Arterio-venous gradients of free energy change for assessment of systemic and splanchnic perfusion in cardiac surgery patients

AUTHOR(S)
Braun, Jan-Peter; Jakob, Stephan M.; Volk, Thomas; Doepfmer, Ulrich R.; Moshirzadeh, Maryam; Stegmann, Shirin; Dohmen, Pascal M.; Spies, Claudia
PUB. DATE
November 2006
SOURCE
Perfusion;Nov2006, Vol. 21 Issue 6, p353
SOURCE TYPE
Academic Journal
DOC. TYPE
Article
ABSTRACT
Objective: Adequacy of organ perfusion depends on sufficient oxygen supply in relation to the metabolic needs. The aim of this study was to evaluate the relationship between gradients of free energy change, and the more commonly used parameter for the evaluation of the adequacy of organ perfusion, such as oxygen-extraction in patients undergoing valve replacement surgery using normothermic cardiopulmonary bypass (CPB).
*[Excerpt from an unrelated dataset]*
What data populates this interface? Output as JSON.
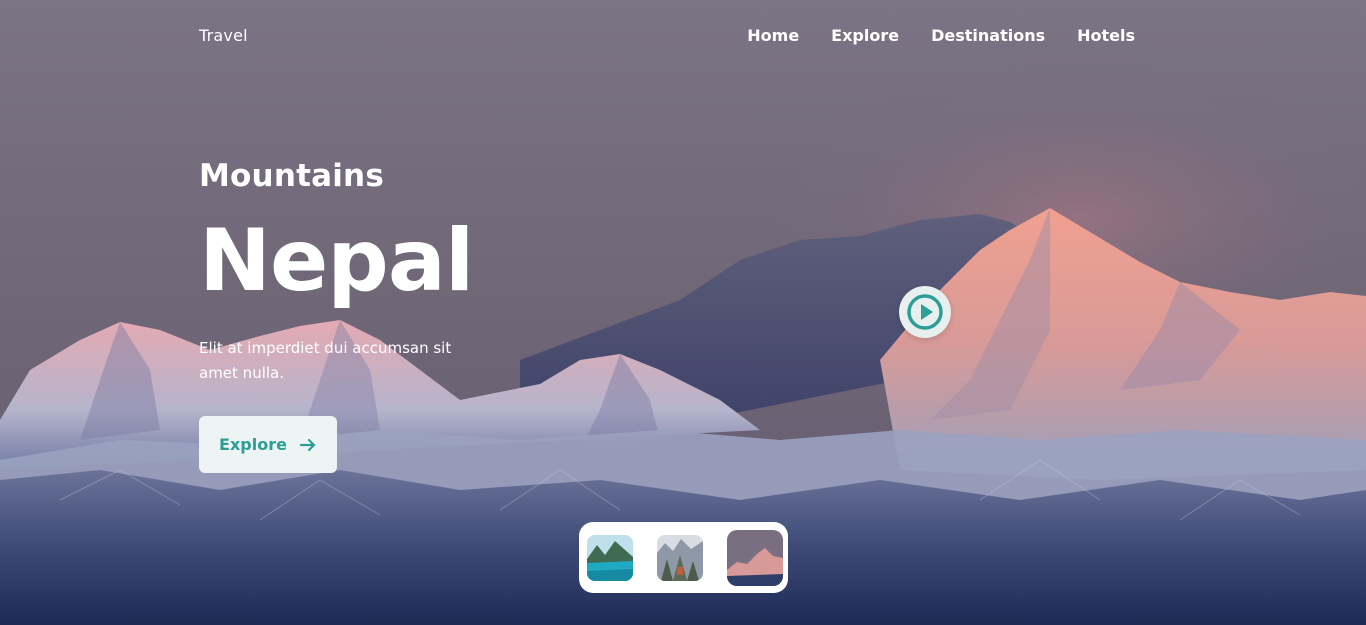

Methods: In 43 cardiac patients, arterial, mixed venous, and hepato-venous blood samples were taken synchronously after induction of anaesthesia (preCPB), during CPB, and 2 and 7 h after admission to the intensive care unit (ICU+2, ICU+7). Blood gas analysis, cardiac output, and hepato-splanchnic blood flow were measured. Free energy change gradients between mixed venous and arterial (—ΔΔG(v-a)) and hepato-venous and arterial (—ΔΔG(hv-a)) compartments were calculated. Measurements and results : Cardiac index (CI) increased from 1.9 (0.7) to 2.8 (1.3) L/min/m (median, inter-quartile range) (p=0.001), and hepato-splanchnic blood flow index (HBFI) from 0.6 (0.22) to 0.8 (0.53) L/min/m (p=0.001). Despite increasing flow, systemic oxygen extraction increased after CPB from 24 (10)% to 35 (10)% at ICU+2 (p=0.002), and splanchnic oxygen extraction increased during CPB from 37 (19)% to 52 (14)% (p=0.001), and remained high thereafter. After CPB, high splanchnic and systemic gradients of free energy change gradients were associated with high splanchnic and systemic oxygen extraction, respectively (p=0.001, 0.033, respectively). Conclusion: Gradients of free energy change may be helpful in characterising adequacy of perfusion in cardiac surgery patients independently from measurements or calculations of data from oxygen transport.